I disagree with two words "and grammatical" which appeared next to "lexical" above.

It seems to me that the effort I make to "warp the meaning" of some of my grammar has the effect of un-warping, clarifying, freeing my sentences from dogmatism. Why else should we attempt to write without copula-be?

-----------------


I agree that

" ... the verb, and not the common noun, constitutes the logically indispensible basis of any proposition."

I disagree that

'People do not behave/appear/react in an adjectival way, for example: "good" or "bad."'

It seems to me that people DO behave in an adjectival way, that is, in a bad way, and also that people behave adverbially, that is, "in a bad way". Those four quoted words behave as an adverb, I think.

-------------------

I agree that

' "The coming Athenians into the woods." ... doesn't work very well. '

It seems to me that we require "The coming-in-to-the-woods Athenians [main verb required]" or "The coming Athenians move into the woods [and another VERB optional]" or "The moving Athenians come ..."

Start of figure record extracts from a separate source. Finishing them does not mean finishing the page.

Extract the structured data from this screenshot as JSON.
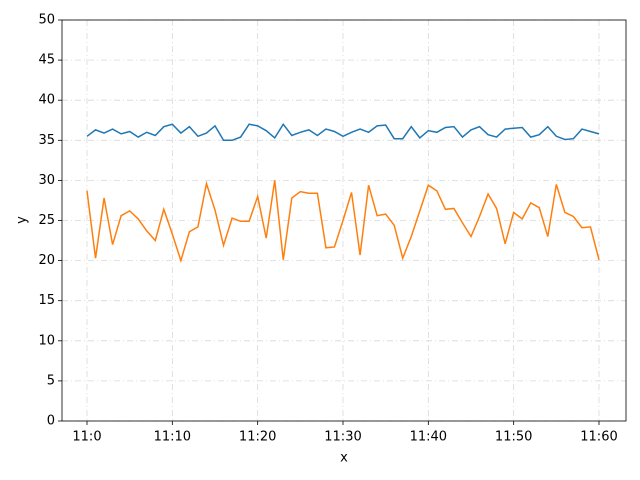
{
  "chart_data": {
    "type": "line",
    "xlabel": "x",
    "ylabel": "y",
    "categories": [
      "11:0",
      null,
      null,
      null,
      null,
      null,
      null,
      null,
      null,
      null,
      "11:10",
      null,
      null,
      null,
      null,
      null,
      null,
      null,
      null,
      null,
      "11:20",
      null,
      null,
      null,
      null,
      null,
      null,
      null,
      null,
      null,
      "11:30",
      null,
      null,
      null,
      null,
      null,
      null,
      null,
      null,
      null,
      "11:40",
      null,
      null,
      null,
      null,
      null,
      null,
      null,
      null,
      null,
      "11:50",
      null,
      null,
      null,
      null,
      null,
      null,
      null,
      null,
      null,
      "11:60"
    ],
    "series": [
      {
        "color": "#1f77b4",
        "values": [
          35.5,
          36.3,
          35.9,
          36.4,
          35.8,
          36.1,
          35.4,
          36.0,
          35.6,
          36.7,
          37.0,
          35.9,
          36.7,
          35.5,
          35.9,
          36.8,
          35.0,
          35.0,
          35.4,
          37.0,
          36.8,
          36.2,
          35.3,
          37.0,
          35.6,
          36.0,
          36.3,
          35.6,
          36.4,
          36.1,
          35.5,
          36.0,
          36.4,
          36.0,
          36.8,
          36.9,
          35.2,
          35.2,
          36.7,
          35.3,
          36.2,
          36.0,
          36.6,
          36.7,
          35.4,
          36.3,
          36.7,
          35.7,
          35.4,
          36.4,
          36.5,
          36.6,
          35.4,
          35.7,
          36.7,
          35.5,
          35.1,
          35.2,
          36.4,
          36.1,
          35.8
        ]
      },
      {
        "color": "#ff7f0e",
        "values": [
          28.7,
          20.3,
          27.8,
          22.0,
          25.6,
          26.2,
          25.2,
          23.7,
          22.5,
          26.4,
          23.3,
          20.0,
          23.6,
          24.2,
          29.6,
          26.3,
          21.9,
          25.3,
          24.9,
          24.9,
          28.0,
          22.8,
          30.0,
          20.1,
          27.8,
          28.6,
          28.4,
          28.4,
          21.6,
          21.7,
          25.0,
          28.5,
          20.7,
          29.4,
          25.6,
          25.8,
          24.4,
          20.3,
          23.0,
          26.2,
          29.4,
          28.7,
          26.4,
          26.5,
          24.7,
          23.0,
          25.5,
          28.3,
          26.5,
          22.1,
          26.0,
          25.2,
          27.2,
          26.6,
          23.0,
          29.5,
          26.0,
          25.5,
          24.1,
          24.2,
          20.1
        ]
      }
    ],
    "ylim": [
      0,
      50
    ],
    "yticks": [
      0,
      5,
      10,
      15,
      20,
      25,
      30,
      35,
      40,
      45,
      50
    ],
    "grid": true
  }
}
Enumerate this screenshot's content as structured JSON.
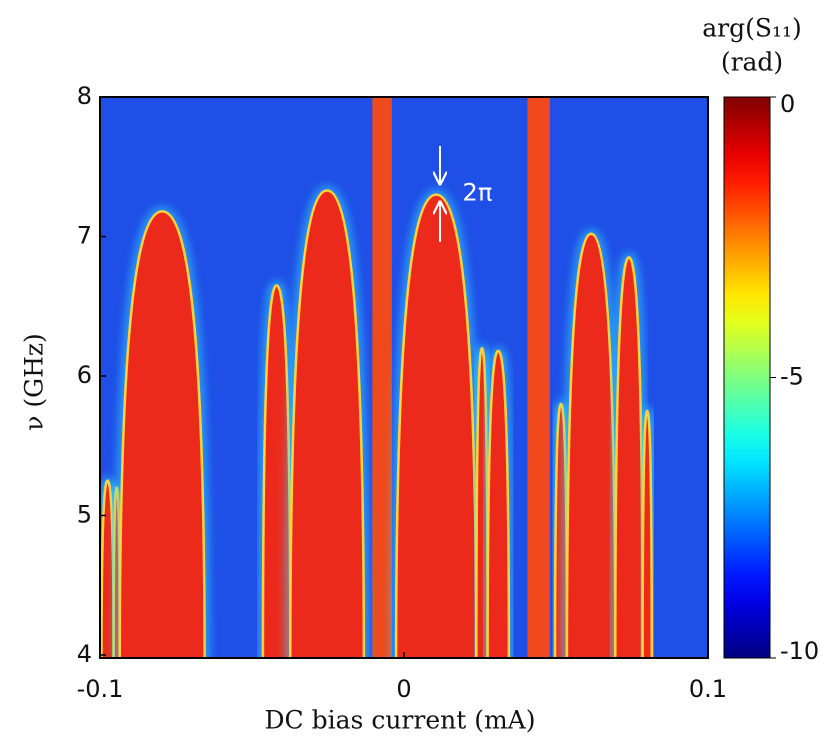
{
  "chart_data": {
    "type": "heatmap",
    "xlabel": "DC bias current (mA)",
    "ylabel": "ν (GHz)",
    "xlim": [
      -0.1,
      0.1
    ],
    "ylim": [
      4,
      8
    ],
    "xticks": [
      -0.1,
      0,
      0.1
    ],
    "yticks": [
      4,
      5,
      6,
      7,
      8
    ],
    "background_color": "#1f4fe6",
    "lobe_color": "#ec2a1c",
    "band_color": "#f04a1c",
    "lobes": [
      {
        "x_min": -0.0995,
        "x_max": -0.0955,
        "peak": 5.25
      },
      {
        "x_min": -0.0955,
        "x_max": -0.0935,
        "peak": 5.2
      },
      {
        "x_min": -0.0935,
        "x_max": -0.0656,
        "peak": 7.18
      },
      {
        "x_min": -0.0464,
        "x_max": -0.0374,
        "peak": 6.65
      },
      {
        "x_min": -0.0374,
        "x_max": -0.0132,
        "peak": 7.33
      },
      {
        "x_min": -0.0026,
        "x_max": 0.0238,
        "peak": 7.3
      },
      {
        "x_min": 0.0238,
        "x_max": 0.0275,
        "peak": 6.2
      },
      {
        "x_min": 0.0275,
        "x_max": 0.0345,
        "peak": 6.18
      },
      {
        "x_min": 0.0497,
        "x_max": 0.0536,
        "peak": 5.8
      },
      {
        "x_min": 0.0536,
        "x_max": 0.0695,
        "peak": 7.02
      },
      {
        "x_min": 0.0695,
        "x_max": 0.0785,
        "peak": 6.85
      },
      {
        "x_min": 0.0785,
        "x_max": 0.0815,
        "peak": 5.75
      }
    ],
    "bands": [
      {
        "x_min": -0.0104,
        "x_max": -0.004
      },
      {
        "x_min": 0.0406,
        "x_max": 0.048
      }
    ],
    "annotation": {
      "text": "2π",
      "x": 0.014,
      "y": 7.35
    },
    "colorbar": {
      "title": "arg(S₁₁)",
      "unit": "(rad)",
      "clim": [
        -10,
        0
      ],
      "ticks": [
        0,
        -5,
        -10
      ],
      "colormap": "jet"
    }
  }
}
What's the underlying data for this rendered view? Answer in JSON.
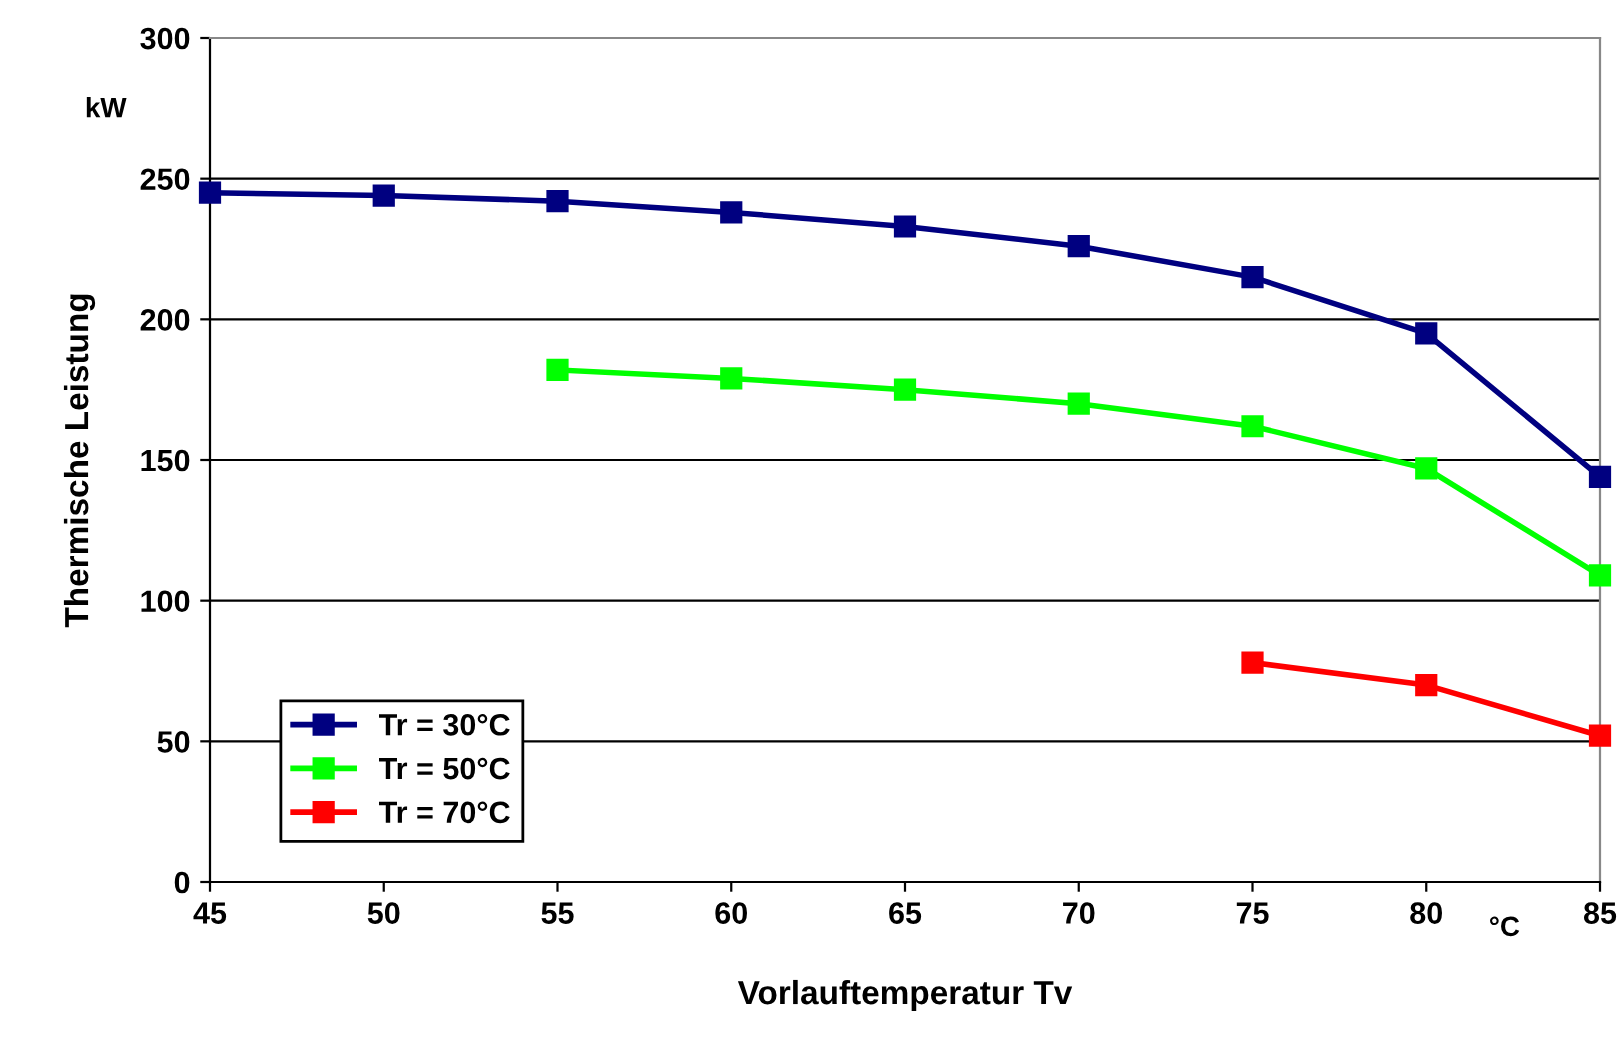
{
  "chart_data": {
    "type": "line",
    "xlabel": "Vorlauftemperatur Tv",
    "ylabel": "Thermische Leistung",
    "annotations": [
      "kW",
      "°C"
    ],
    "x": [
      45,
      50,
      55,
      60,
      65,
      70,
      75,
      80,
      85
    ],
    "series": [
      {
        "name": "Tr = 30°C",
        "color": "#000080",
        "values": [
          245,
          244,
          242,
          238,
          233,
          226,
          215,
          195,
          144
        ]
      },
      {
        "name": "Tr = 50°C",
        "color": "#00ff00",
        "values": [
          null,
          null,
          182,
          179,
          175,
          170,
          162,
          147,
          109
        ]
      },
      {
        "name": "Tr = 70°C",
        "color": "#ff0000",
        "values": [
          null,
          null,
          null,
          null,
          null,
          null,
          78,
          70,
          52
        ]
      }
    ],
    "xlim": [
      45,
      85
    ],
    "xticks": [
      45,
      50,
      55,
      60,
      65,
      70,
      75,
      80,
      85
    ],
    "ylim": [
      0,
      300
    ],
    "yticks": [
      0,
      50,
      100,
      150,
      200,
      250,
      300
    ],
    "grid": "y",
    "legend": "bottom left",
    "marker": "square",
    "line_style": "solid"
  }
}
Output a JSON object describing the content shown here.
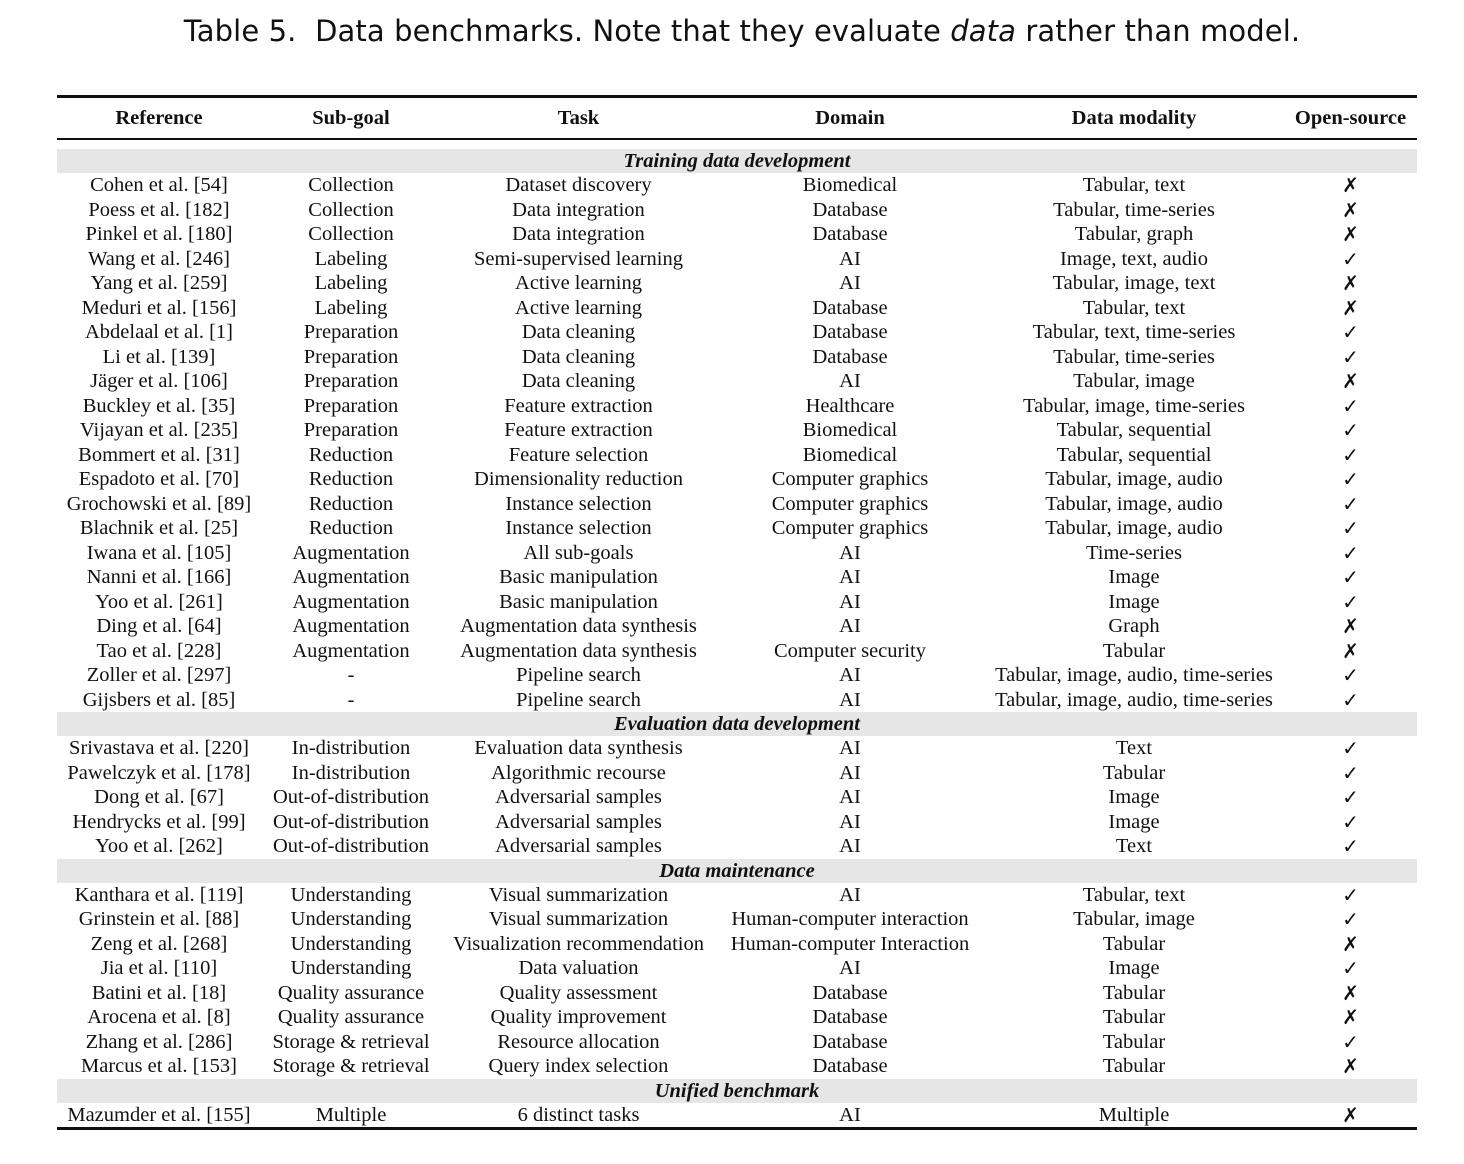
{
  "caption": {
    "label": "Table 5.",
    "text_before": "Data benchmarks. Note that they evaluate ",
    "text_em": "data",
    "text_after": " rather than model."
  },
  "columns": [
    "Reference",
    "Sub-goal",
    "Task",
    "Domain",
    "Data modality",
    "Open-source"
  ],
  "sections": [
    {
      "title": "Training data development",
      "rows": [
        [
          "Cohen et al. [54]",
          "Collection",
          "Dataset discovery",
          "Biomedical",
          "Tabular, text",
          "✗"
        ],
        [
          "Poess et al. [182]",
          "Collection",
          "Data integration",
          "Database",
          "Tabular, time-series",
          "✗"
        ],
        [
          "Pinkel et al. [180]",
          "Collection",
          "Data integration",
          "Database",
          "Tabular, graph",
          "✗"
        ],
        [
          "Wang et al. [246]",
          "Labeling",
          "Semi-supervised learning",
          "AI",
          "Image, text, audio",
          "✓"
        ],
        [
          "Yang et al. [259]",
          "Labeling",
          "Active learning",
          "AI",
          "Tabular, image, text",
          "✗"
        ],
        [
          "Meduri et al. [156]",
          "Labeling",
          "Active learning",
          "Database",
          "Tabular, text",
          "✗"
        ],
        [
          "Abdelaal et al. [1]",
          "Preparation",
          "Data cleaning",
          "Database",
          "Tabular, text, time-series",
          "✓"
        ],
        [
          "Li et al. [139]",
          "Preparation",
          "Data cleaning",
          "Database",
          "Tabular, time-series",
          "✓"
        ],
        [
          "Jäger et al. [106]",
          "Preparation",
          "Data cleaning",
          "AI",
          "Tabular, image",
          "✗"
        ],
        [
          "Buckley et al. [35]",
          "Preparation",
          "Feature extraction",
          "Healthcare",
          "Tabular, image, time-series",
          "✓"
        ],
        [
          "Vijayan et al. [235]",
          "Preparation",
          "Feature extraction",
          "Biomedical",
          "Tabular, sequential",
          "✓"
        ],
        [
          "Bommert et al. [31]",
          "Reduction",
          "Feature selection",
          "Biomedical",
          "Tabular, sequential",
          "✓"
        ],
        [
          "Espadoto et al. [70]",
          "Reduction",
          "Dimensionality reduction",
          "Computer graphics",
          "Tabular, image, audio",
          "✓"
        ],
        [
          "Grochowski et al. [89]",
          "Reduction",
          "Instance selection",
          "Computer graphics",
          "Tabular, image, audio",
          "✓"
        ],
        [
          "Blachnik et al. [25]",
          "Reduction",
          "Instance selection",
          "Computer graphics",
          "Tabular, image, audio",
          "✓"
        ],
        [
          "Iwana et al. [105]",
          "Augmentation",
          "All sub-goals",
          "AI",
          "Time-series",
          "✓"
        ],
        [
          "Nanni et al. [166]",
          "Augmentation",
          "Basic manipulation",
          "AI",
          "Image",
          "✓"
        ],
        [
          "Yoo et al. [261]",
          "Augmentation",
          "Basic manipulation",
          "AI",
          "Image",
          "✓"
        ],
        [
          "Ding et al. [64]",
          "Augmentation",
          "Augmentation data synthesis",
          "AI",
          "Graph",
          "✗"
        ],
        [
          "Tao et al. [228]",
          "Augmentation",
          "Augmentation data synthesis",
          "Computer security",
          "Tabular",
          "✗"
        ],
        [
          "Zoller et al. [297]",
          "-",
          "Pipeline search",
          "AI",
          "Tabular, image, audio, time-series",
          "✓"
        ],
        [
          "Gijsbers et al. [85]",
          "-",
          "Pipeline search",
          "AI",
          "Tabular, image, audio, time-series",
          "✓"
        ]
      ]
    },
    {
      "title": "Evaluation data development",
      "rows": [
        [
          "Srivastava et al. [220]",
          "In-distribution",
          "Evaluation data synthesis",
          "AI",
          "Text",
          "✓"
        ],
        [
          "Pawelczyk et al. [178]",
          "In-distribution",
          "Algorithmic recourse",
          "AI",
          "Tabular",
          "✓"
        ],
        [
          "Dong et al. [67]",
          "Out-of-distribution",
          "Adversarial samples",
          "AI",
          "Image",
          "✓"
        ],
        [
          "Hendrycks et al. [99]",
          "Out-of-distribution",
          "Adversarial samples",
          "AI",
          "Image",
          "✓"
        ],
        [
          "Yoo et al. [262]",
          "Out-of-distribution",
          "Adversarial samples",
          "AI",
          "Text",
          "✓"
        ]
      ]
    },
    {
      "title": "Data maintenance",
      "rows": [
        [
          "Kanthara et al. [119]",
          "Understanding",
          "Visual summarization",
          "AI",
          "Tabular, text",
          "✓"
        ],
        [
          "Grinstein et al. [88]",
          "Understanding",
          "Visual summarization",
          "Human-computer interaction",
          "Tabular, image",
          "✓"
        ],
        [
          "Zeng et al. [268]",
          "Understanding",
          "Visualization recommendation",
          "Human-computer Interaction",
          "Tabular",
          "✗"
        ],
        [
          "Jia et al. [110]",
          "Understanding",
          "Data valuation",
          "AI",
          "Image",
          "✓"
        ],
        [
          "Batini et al. [18]",
          "Quality assurance",
          "Quality assessment",
          "Database",
          "Tabular",
          "✗"
        ],
        [
          "Arocena et al. [8]",
          "Quality assurance",
          "Quality improvement",
          "Database",
          "Tabular",
          "✗"
        ],
        [
          "Zhang et al. [286]",
          "Storage & retrieval",
          "Resource allocation",
          "Database",
          "Tabular",
          "✓"
        ],
        [
          "Marcus et al. [153]",
          "Storage & retrieval",
          "Query index selection",
          "Database",
          "Tabular",
          "✗"
        ]
      ]
    },
    {
      "title": "Unified benchmark",
      "rows": [
        [
          "Mazumder et al. [155]",
          "Multiple",
          "6 distinct tasks",
          "AI",
          "Multiple",
          "✗"
        ]
      ]
    }
  ]
}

In summary, then, I would like to say again that I find it helpful to treat the progressive verb as a copula plus adjective, to move the adjective (the -ING form) and its modifiers to the front of the noun, and to put some effort into choosing a main verb.

Examples.
The car is red.
The car was to have been moving.
The driver had expected to be paying a Chunnel toll..

Rewritten examples.
The red car glowed in the sunlight.
The car stalled, ruining the getaway.
The free ticket delighted the driver.